The Fall of 2008. Generations from now will remember it as the fall of the financial markets and a crucial turning point in global economics. So many slick, opportunistic decisions made by very clever financiers over the past decade are coming back to bite us… decisions laced with so much greed… stimulated by so little control and oversight. Unbridled opportunism has caught up with Wall Street—and us.
Are we on the brink of the same type of meltdown in branding?
Just as in the financial markets, branding has become slick and sophisticated over the past decade. A casual walk down the business book aisle at Barnes & Noble will attest to that. Dozens upon dozens of branding books are packed tightly together competing for attention. Marketers rush to them looking for the next big idea in manipulating their brands to create ever-higher levels of customer addiction.
Have emotion-based brand connections become marketing’s subprime mortgages? Have customer relationship marketing (CRM) and “cult branding” schemes become a marketer’s equivalent of credit default swaps? Have we resorted to cheap brand value builders while ignoring the true value the customer receives from using our products?
I’ve criss-crossed the United States, Canada, Eastern Europe and the Middle East over the past few years talking to hundreds of business owners and marketing professionals. And I hear a consistent strain of thought: “How can I improve how I talk about my brand?” But, what I’m hearing very little of is, “How can I improve the core product and service my brand represents?”
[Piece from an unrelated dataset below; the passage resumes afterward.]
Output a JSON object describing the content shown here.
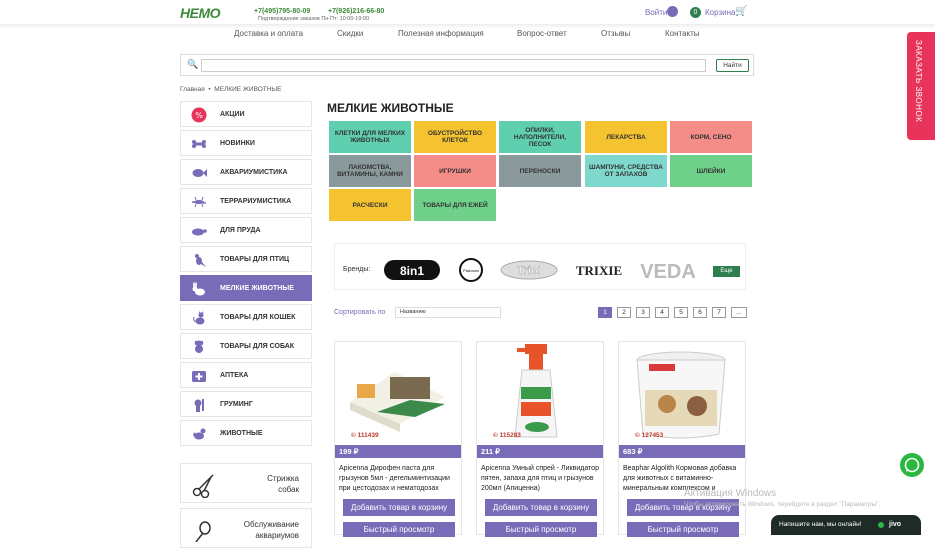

What I mean by this… our profession seems more concerned with how well we’re communicating our brands than making our brands stand for better products/services that meet the needs/desires of consumers better. It’s an artificial inflation of brand value at the expense of product value.
Should we spend more energy coming up with better products than better tag lines? Should we be focusing more of our attention on true consumer problems than on clever online interactive tools? Should we invest more in product research and development than in researching brand equity scores?
Do I have an answer? Unfortunately, not entirely yet. But I’m working on it. Diligently. Even so, the question still begs to be asked. And a peer dialogue needs to result. So, thoughtful marketer, what are you seeing out there?